# Messwerte in ein Array schreiben WAGO 750-881



## 4Two (10 Mai 2011)

hallo,

ich würde gerne messwerte wie temperaturen, helligkeit o.ä. zusammen mit einem zeitstempel in ein array schreiben um sie dann in eine excel datei o.ä. zu exportieren (mit codesys und wago 750-881 controller). es gibt zwar ein beispielprogramm auf der seite von wago, nur wüsste ich nicht, wie ich es auf meine fragestellung zuschneiden könnte. ich hab schon mal versucht denn messwert aus einem eingang meiner wago einem array zuzuweisen hat aber irgendwie nicht geklappt. 
vielleicht wisst ihr ja schnelle abhilfe für diese wahrscheinlich banale problem.
danke.


----------



## gloeru (10 Mai 2011)

Wie du das Array füllen must:
Messwerte_ := Messwert;

Wobei du i (Int) von Hand hochzählen musst, bis max. so gross wie das Array instanziert ist. 
Ich würde jedoch die Zeit/Datum nicht mitloggen, sondern anhand von i ausrechen. z.B. loggst du alle 5 Minuten, dann gibt das 288 Werte pro Tag. 
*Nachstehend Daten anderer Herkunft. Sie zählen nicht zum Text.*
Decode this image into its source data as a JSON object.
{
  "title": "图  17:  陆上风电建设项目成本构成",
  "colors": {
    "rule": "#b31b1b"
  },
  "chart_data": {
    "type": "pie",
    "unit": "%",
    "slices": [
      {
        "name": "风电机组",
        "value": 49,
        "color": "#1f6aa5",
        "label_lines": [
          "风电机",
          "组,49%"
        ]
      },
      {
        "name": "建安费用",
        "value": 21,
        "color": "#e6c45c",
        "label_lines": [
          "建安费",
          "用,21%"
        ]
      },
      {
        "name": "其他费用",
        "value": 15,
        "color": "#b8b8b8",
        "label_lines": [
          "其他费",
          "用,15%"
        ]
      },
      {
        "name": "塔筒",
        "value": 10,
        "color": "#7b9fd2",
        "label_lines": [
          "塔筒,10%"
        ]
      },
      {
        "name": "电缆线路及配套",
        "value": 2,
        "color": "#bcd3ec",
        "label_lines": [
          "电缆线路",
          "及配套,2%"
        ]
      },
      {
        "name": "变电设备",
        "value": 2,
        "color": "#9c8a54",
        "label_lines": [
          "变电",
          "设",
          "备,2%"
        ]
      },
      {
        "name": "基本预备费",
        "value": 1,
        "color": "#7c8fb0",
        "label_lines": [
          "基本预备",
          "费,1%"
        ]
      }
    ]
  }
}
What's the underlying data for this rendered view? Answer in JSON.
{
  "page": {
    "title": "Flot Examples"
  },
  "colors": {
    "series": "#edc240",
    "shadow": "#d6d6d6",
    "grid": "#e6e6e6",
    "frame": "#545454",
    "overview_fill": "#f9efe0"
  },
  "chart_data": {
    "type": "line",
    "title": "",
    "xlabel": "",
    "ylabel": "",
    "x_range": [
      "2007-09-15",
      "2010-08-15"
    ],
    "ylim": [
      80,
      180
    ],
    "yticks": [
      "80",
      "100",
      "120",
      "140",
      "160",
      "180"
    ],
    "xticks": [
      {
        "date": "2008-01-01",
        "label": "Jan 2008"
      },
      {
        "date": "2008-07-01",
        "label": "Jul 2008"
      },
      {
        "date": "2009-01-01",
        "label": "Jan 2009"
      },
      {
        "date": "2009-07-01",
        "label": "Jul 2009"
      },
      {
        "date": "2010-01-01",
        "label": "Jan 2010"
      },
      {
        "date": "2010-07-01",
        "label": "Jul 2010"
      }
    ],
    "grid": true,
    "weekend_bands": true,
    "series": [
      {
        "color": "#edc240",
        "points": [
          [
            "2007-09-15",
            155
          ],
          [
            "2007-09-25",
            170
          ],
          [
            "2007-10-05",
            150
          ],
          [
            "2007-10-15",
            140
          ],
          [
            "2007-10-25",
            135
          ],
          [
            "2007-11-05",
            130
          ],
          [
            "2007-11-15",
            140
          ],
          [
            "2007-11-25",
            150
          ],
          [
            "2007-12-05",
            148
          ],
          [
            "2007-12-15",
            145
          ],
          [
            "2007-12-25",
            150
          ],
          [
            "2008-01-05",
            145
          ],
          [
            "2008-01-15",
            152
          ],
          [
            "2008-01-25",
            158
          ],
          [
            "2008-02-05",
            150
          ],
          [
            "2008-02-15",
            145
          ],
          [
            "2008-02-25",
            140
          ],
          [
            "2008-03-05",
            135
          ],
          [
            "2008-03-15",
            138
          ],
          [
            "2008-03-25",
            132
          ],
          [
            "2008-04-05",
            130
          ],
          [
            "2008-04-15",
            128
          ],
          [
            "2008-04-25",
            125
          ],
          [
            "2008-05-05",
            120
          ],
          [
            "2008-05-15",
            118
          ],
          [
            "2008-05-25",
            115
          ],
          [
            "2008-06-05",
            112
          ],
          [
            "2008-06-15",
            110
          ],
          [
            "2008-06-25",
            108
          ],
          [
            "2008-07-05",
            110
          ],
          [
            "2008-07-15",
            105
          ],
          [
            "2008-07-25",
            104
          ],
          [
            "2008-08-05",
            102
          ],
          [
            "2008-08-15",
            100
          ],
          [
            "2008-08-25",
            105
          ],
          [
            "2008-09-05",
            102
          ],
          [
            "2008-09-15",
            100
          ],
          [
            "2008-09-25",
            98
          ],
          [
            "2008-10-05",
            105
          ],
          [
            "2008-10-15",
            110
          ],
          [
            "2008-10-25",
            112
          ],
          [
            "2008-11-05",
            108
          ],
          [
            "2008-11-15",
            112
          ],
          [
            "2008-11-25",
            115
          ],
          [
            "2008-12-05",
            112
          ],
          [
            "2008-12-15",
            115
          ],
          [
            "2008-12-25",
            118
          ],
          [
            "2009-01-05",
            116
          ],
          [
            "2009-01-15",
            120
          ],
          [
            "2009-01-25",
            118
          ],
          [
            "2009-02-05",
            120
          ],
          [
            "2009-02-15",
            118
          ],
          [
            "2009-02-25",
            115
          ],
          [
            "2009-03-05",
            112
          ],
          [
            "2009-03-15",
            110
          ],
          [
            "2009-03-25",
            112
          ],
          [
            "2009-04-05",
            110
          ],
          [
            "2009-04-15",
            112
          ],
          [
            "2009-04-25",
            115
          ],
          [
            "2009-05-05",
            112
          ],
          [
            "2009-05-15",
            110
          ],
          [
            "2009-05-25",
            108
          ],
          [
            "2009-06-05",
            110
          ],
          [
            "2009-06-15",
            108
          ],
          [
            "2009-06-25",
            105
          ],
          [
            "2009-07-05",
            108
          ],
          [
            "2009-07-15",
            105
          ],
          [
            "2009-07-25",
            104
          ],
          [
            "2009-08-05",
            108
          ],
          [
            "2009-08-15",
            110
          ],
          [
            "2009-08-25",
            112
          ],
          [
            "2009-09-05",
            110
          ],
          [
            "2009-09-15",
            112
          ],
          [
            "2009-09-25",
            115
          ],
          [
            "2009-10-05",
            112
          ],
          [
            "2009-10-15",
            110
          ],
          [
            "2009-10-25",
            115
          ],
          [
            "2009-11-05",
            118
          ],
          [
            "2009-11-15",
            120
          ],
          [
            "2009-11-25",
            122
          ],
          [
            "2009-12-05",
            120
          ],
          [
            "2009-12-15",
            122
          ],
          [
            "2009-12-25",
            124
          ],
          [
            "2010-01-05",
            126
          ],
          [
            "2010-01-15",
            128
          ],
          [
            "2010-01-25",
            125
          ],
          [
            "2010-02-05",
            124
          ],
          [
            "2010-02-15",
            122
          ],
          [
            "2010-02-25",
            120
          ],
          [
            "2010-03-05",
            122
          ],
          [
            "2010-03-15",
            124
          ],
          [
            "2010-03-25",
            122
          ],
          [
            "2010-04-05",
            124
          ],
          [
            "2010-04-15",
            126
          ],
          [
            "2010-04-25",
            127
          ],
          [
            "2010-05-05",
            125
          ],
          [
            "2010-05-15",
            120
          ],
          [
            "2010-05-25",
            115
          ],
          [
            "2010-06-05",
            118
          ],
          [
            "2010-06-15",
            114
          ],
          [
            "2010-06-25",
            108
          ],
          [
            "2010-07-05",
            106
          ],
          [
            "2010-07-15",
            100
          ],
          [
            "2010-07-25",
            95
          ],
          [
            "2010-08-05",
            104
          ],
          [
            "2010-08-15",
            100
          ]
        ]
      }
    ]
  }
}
Für das Abspeichern würde ich jedoch laufend in eine Datei speichern. Bei OSCAT z.B. gibt es entsprechende Bausteine. (DLOG_STORE_FILE_CSV) Da kannst du auch gerade die Zeit mitloggen..._


----------



## 4Two (11 Mai 2011)

Perfekt!!!

Danke für die schnelle Antwort.


Grüße
4Two


----------



## KingHelmer (22 Oktober 2013)

Hi,

Habe mir mal die Doku angeschaut und festgestellt, dass ich keine Ahnung habe, wie ich mein 16x16 zweidim. Array in eine CSV schreiben lassen kann.
Ich habe ja nur die Möglichkeit, bestimmte Datentypen in das "DLOG"-Format zu bringen.
Array steht hier aber nicht zur Auswahl und mehrere Datenpunkte des Arrays gleichzeitig auf den Baustien zu geben scheint ja auch nicht zu funktionieren, oder?

Kann mit hier einer das Licht am Ende des Tunnels zeigen?

Vielen Dank und Grüße, 
Florian


----------



## Erik Böhm (22 Oktober 2013)

Moin
CSV heist ja nur Komma getrennt.
Also Wert1,Wert2,Wert3 usw...
Das geht mit der SysLibFile ziemlich einfach 'von Hand'.
Gruß Erik


----------



## @lex (24 Oktober 2013)

@KingHelmer,
du kannst dein 2-dim Array mit der SysLibFile und dem "append" Attribut, Stück für Stück abspeichern. Nach dem Motto erst Array[0], dann Array[1] anhängen usw.
Geht. Hab ich grad ausprobiert...


----------